Although he’s remained a member of that business team for the past 11 years, and continues to be its lead counsel, Tollison now serves the legal department, as well, and assists U-Haul with everything from offensive litigation, business contracts, and trademark disputes to land zoning issues, international business agreements, and marketing strategy. “What I like about U-Haul is that they really do trust you, and they put a lot of responsibility on you,” Tollison says. “There’s not a lot of micromanagement. They give you big goals and tasks, and they say, ‘Go get it done.’ That’s how I’ve always worked. Growing up in a small business with my mother, we didn’t have a lot of resources. You just had to figure it out. Even though U-Haul is this big-monster company, there’s still that small-business spirit. I appreciate that.”

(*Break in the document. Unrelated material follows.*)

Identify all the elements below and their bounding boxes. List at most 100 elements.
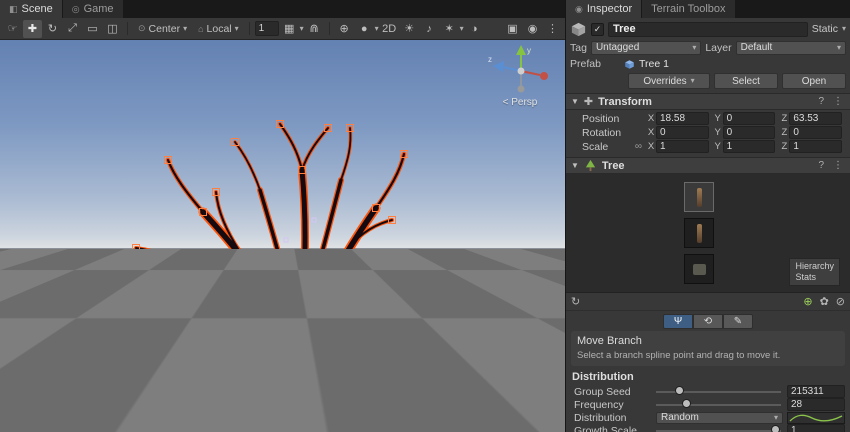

While he awaits the next chapter of his career, Tollison is committed to giving back to the Hispanic community. A regional president for the Hispanic National Bar Association, he is a volunteer for several nonprofits and a mentor for Hispanic attorneys. Of course, the most important person he’s helped is his mother, who finally had the benefit of legal counsel when her son passed the bar exam. “I basically became her unpaid in-house attorney,” Tollison says. “She was really grateful for that.”